とかくフロイトは誤解されやすい思想家だ。例えばリビドーで人間の心理をすべて語ろうとしているとか。僕も割りとそんなイメージを持っていたし、そもそも精神分析にはあまり興味が無いので敬遠していた。

だが、この論考からは、一度打ち出した快感原則を大胆に否定し、認めたくないが死への欲動が人間の本質にはプログラムされているのではないか、と仮説をたてる。

フロイトという人は終生、帰納的に物事を考えた人だったんだなと思った。決して論理を飛躍させることなく、新たな症例に対して自らの論を反省する態度が本論には見て取れる。本論では症例だけでなく、当時の生物学や臨床の状況を鑑みて、そこから仮説を抽出しようとしている。

哲学は真理へと到達しようとする思考の試みであるが、安直な答えに収まり続ける態度は哲学的であるとはいえない。これは日常においても言えることで、十分な考察がなされないままに「結局世界ってこういうことでしょ」と言い切る態度を無批判に受入れることはない。
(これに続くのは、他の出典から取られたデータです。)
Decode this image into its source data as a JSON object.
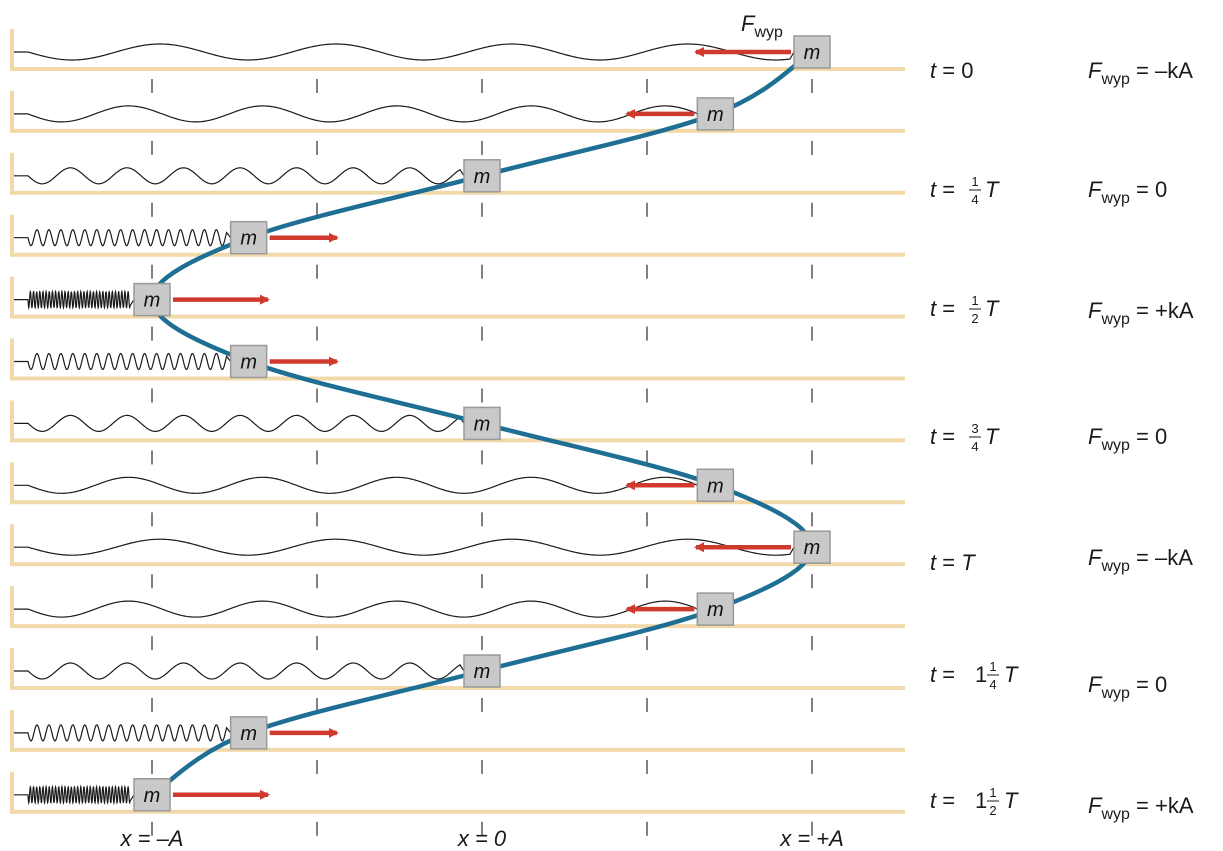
{
  "mass_label": "m",
  "force_label": "F",
  "force_sub": "wyp",
  "axis_labels": [
    "x = –A",
    "x = 0",
    "x = +A"
  ],
  "time_labels": [
    {
      "prefix": "t = ",
      "whole": "",
      "num": "",
      "den": "",
      "suffix": "0"
    },
    {
      "prefix": "t = ",
      "whole": "",
      "num": "1",
      "den": "4",
      "suffix": "T"
    },
    {
      "prefix": "t = ",
      "whole": "",
      "num": "1",
      "den": "2",
      "suffix": "T"
    },
    {
      "prefix": "t = ",
      "whole": "",
      "num": "3",
      "den": "4",
      "suffix": "T"
    },
    {
      "prefix": "t = ",
      "whole": "",
      "num": "",
      "den": "",
      "suffix": "T"
    },
    {
      "prefix": "t = ",
      "whole": "1",
      "num": "1",
      "den": "4",
      "suffix": "T"
    },
    {
      "prefix": "t = ",
      "whole": "1",
      "num": "1",
      "den": "2",
      "suffix": "T"
    }
  ],
  "force_values": [
    "= –kA",
    "= 0",
    "= +kA",
    "= 0",
    "= –kA",
    "= 0",
    "= +kA"
  ],
  "colors": {
    "floor": "#f2d9aa",
    "spring": "#1a1a1a",
    "mass_fill": "#c9c9c9",
    "mass_stroke": "#999999",
    "arrow": "#d03a2e",
    "trajectory": "#1f6f94",
    "tick": "#555555"
  }
}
フッサールもまた、終生逡巡を繰り返し、決して結論に至ることなく自論を批判し続けた。僕は哲学的態度とはこの逡巡の繰り返しにあると思っている。哲学とは到達し得ない真理への錯誤の運動でもあるからだ。この辺は齊藤慶典先生が情愛の念を込めて彼を「愚鈍」と呼ぶところに重なるのではないだろうか。

そういう意味でフロイトの態度は非常に哲学者然としているな、と思った。逆に、特に木田元が「反哲学」と呼ぶところの現代哲学は当然ながら過去の議論を批判的に継承しながら自説を展開するわけだが、その哲学史的意義を過剰に意識してしまうと、自説の正当性を論理的に防御しようとすることに陥ってしまったり、あるいは自説を批判する態度を失ってしまうのではないかと思う。これは別に歴史上の人物に限った話ではなく、論考を行うあらゆる人間に言えることであるが。

レヴィナスを読んでいると、彼は議論においてかなり原初的な前提として生への愛や幸福を措定しているように思えてくる。果たしてそこに至る議論はあったのか、というのが目下気になっているところである。

 

本論はレジュメしようか迷ったが、後半をまとめるのは骨が折れそうだったので中絶。もしかしたらもう少し詳しくフロイトについて考察するかもしれない。